Cells were depleted and repleted of cholesterol as previously described (Mandal et al., 2005). Briefly, cells were depleted of cholesterol by incubation with MβCD for 30 minutes. MβCD was then washed out of the wells and experiments were performed. Cholesterol replenishment was done by incubating cells with a 1:10 ratio of cholesterol:MβCD.

Cells plated at ∼10% confluence and left overnight were transfected with siRNA (Dharmacon, Lafayette, CO) at a concentration of 25 nM using OligofectAMINE (Invitrogen) according to the manufacturer's instructions. A non-targeting siRNA (Dharmacon) was used as a control. Cells were transfected for 4 hours in serum-free medium, following which 1.5 ml of DMEM + 10% FBS was added. Cells were harvested after 72 hours.

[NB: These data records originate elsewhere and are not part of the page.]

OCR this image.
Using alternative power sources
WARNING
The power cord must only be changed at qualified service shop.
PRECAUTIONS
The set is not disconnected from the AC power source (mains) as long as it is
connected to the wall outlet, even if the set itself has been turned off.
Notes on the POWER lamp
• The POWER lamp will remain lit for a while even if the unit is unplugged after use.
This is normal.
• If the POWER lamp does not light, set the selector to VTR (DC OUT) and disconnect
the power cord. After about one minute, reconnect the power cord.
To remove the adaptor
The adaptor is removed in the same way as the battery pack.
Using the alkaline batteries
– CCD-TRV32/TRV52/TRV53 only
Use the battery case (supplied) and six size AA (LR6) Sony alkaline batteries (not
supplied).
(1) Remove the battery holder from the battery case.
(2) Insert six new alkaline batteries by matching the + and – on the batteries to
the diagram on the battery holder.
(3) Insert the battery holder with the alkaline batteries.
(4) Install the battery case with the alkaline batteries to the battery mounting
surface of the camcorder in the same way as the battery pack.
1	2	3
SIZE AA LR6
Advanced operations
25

Wild-type caveolin and caveolin-1 Y14F recombinant adenoviruses were generated as described previously (Sanguinetti and Mastick, 2003). Caveolin-1-null MEFs were infected with adenovirus for 24 hours in DMEM + 10% FBS. Infection efficiency (>85%) was monitored through the visualization of GFP, which is coexpressed by these recombinants.

SAM was isolated by a modification of the method of Ciambrone and McKeown-Longo (Ciambrone and McKeown-Longo, 1990). Cells were rinsed three times with 4°C DMEM and gently agitated in 10 mM HEPES, 1 mM EGTA at 37°C for 60 minutes to lift the cells. The SAM left on the bottom of each well was solubilized with reducing gel sample buffer and analyzed by western blotting.

These studies were supported by NIH grants CA58626 to P.J.M.-L. and DK56917 to C.C.M. E.M.-B. was supported by NIH T32-HL-07194.